Oral lichenoid lesions may arise in people who habitually chew betel quid. A causal role for betel quid in oral lichen planus has not been identified.
Oral lichenoid lesions are part of the spectrum of chronic graft-versus-host disease that occurs after allogeneic hemopoietic stem cell transplantation.
No consistent association with human leukocyte antigen (HLA) is reported in oral lichen planus. This finding suggests that the patient's genetic background does not play a critical role in oral lichen planus pathogenesis.
Exacerbations of oral lichen planus have been linked to periods of psychological stress and anxiety.
Little evidence supports a connection between diabetes mellitus and oral lichen planus. The oral lichenoid lesion in Grinspan syndrome (triad of oral lichen planus, diabetes mellitus, and hypertension) is probably an adverse effect of the drug therapy for diabetes mellitus and hypertension.
Oral lichen planus and its treatment may predispose people to oral C albicans superinfection.

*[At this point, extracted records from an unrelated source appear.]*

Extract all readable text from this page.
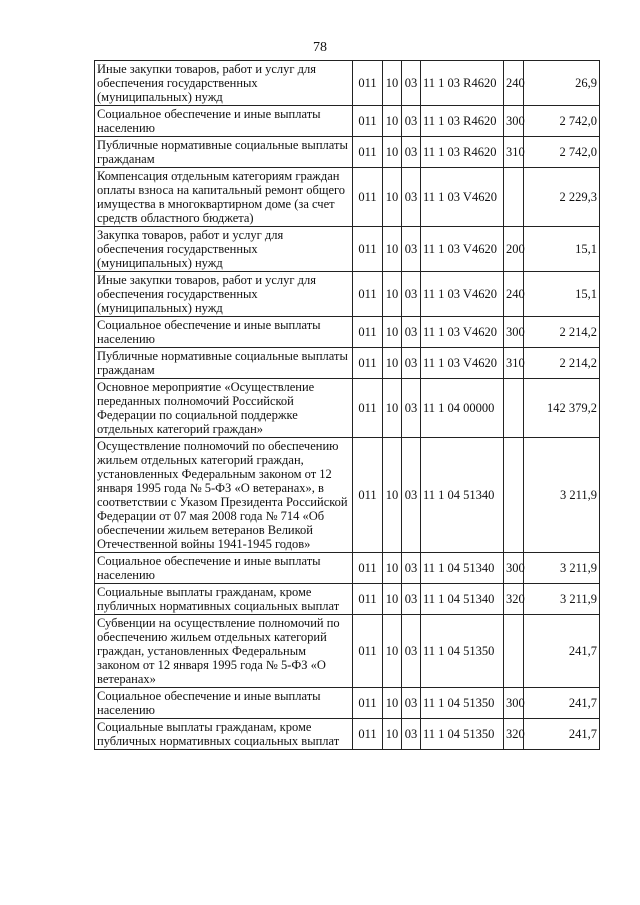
78
Иные закупки товаров, работ и услуг для обеспечения государственных (муниципальных) нужд	011	10	03	11 1 03 R4620	240	26,9
Социальное обеспечение и иные выплаты населению	011	10	03	11 1 03 R4620	300	2 742,0
Публичные нормативные социальные выплаты гражданам	011	10	03	11 1 03 R4620	310	2 742,0
Компенсация отдельным категориям граждан оплаты взноса на капитальный ремонт общего имущества в многоквартирном доме (за счет средств областного бюджета)	011	10	03	11 1 03 V4620		2 229,3
Закупка товаров, работ и услуг для обеспечения государственных (муниципальных) нужд	011	10	03	11 1 03 V4620	200	15,1
Иные закупки товаров, работ и услуг для обеспечения государственных (муниципальных) нужд	011	10	03	11 1 03 V4620	240	15,1
Социальное обеспечение и иные выплаты населению	011	10	03	11 1 03 V4620	300	2 214,2
Публичные нормативные социальные выплаты гражданам	011	10	03	11 1 03 V4620	310	2 214,2
Основное мероприятие «Осуществление переданных полномочий Российской Федерации по социальной поддержке отдельных категорий граждан»	011	10	03	11 1 04 00000		142 379,2
Осуществление полномочий по обеспечению жильем отдельных категорий граждан, установленных Федеральным законом от 12 января 1995 года № 5-ФЗ «О ветеранах», в соответствии с Указом Президента Российской Федерации от 07 мая 2008 года № 714 «Об обеспечении жильем ветеранов Великой Отечественной войны 1941-1945 годов»	011	10	03	11 1 04 51340		3 211,9
Социальное обеспечение и иные выплаты населению	011	10	03	11 1 04 51340	300	3 211,9
Социальные выплаты гражданам, кроме публичных нормативных социальных выплат	011	10	03	11 1 04 51340	320	3 211,9
Субвенции на осуществление полномочий по обеспечению жильем отдельных категорий граждан, установленных Федеральным законом от 12 января 1995 года № 5-ФЗ «О ветеранах»	011	10	03	11 1 04 51350		241,7
Социальное обеспечение и иные выплаты населению	011	10	03	11 1 04 51350	300	241,7
Социальные выплаты гражданам, кроме публичных нормативных социальных выплат	011	10	03	11 1 04 51350	320	241,7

Patients with oral lichen planus may have a slightly increased risk of oral cancer, which they may be able to reduce (see Deterrence/Prevention).
Oral SCC in patients with oral lichen planus is a feared complication and a controversial issue. In retrospective studies, less than 5% of patients with oral lichen planus who were not using tobacco products developed oral SCC.[30, 31, 32] Atrophic, erosive, and plaque lesions may be at greater risk of malignant change, although SCC may arise in the unaffected oral mucosa as well. The most important risk factors of oral SCC remain the concomitant use of alcohol and tobacco products. Any additive effect of oral lichen planus is difficult to detect in patients who use both.
Proposed reasons for the increased risk of oral SCC in patients with oral lichen planus include the following:
Compared with healthy mucosa, the oral mucosa affected by oral lichen planus may be more sensitive to C albicans and to the exogenous mutagens found in tobacco, alcohol, and betel quid.
In patients with oral lichen planus, the chronic inflammatory response and the simultaneous healing response of epithelial wounds may increase the likelihood of cancer-forming gene mutations.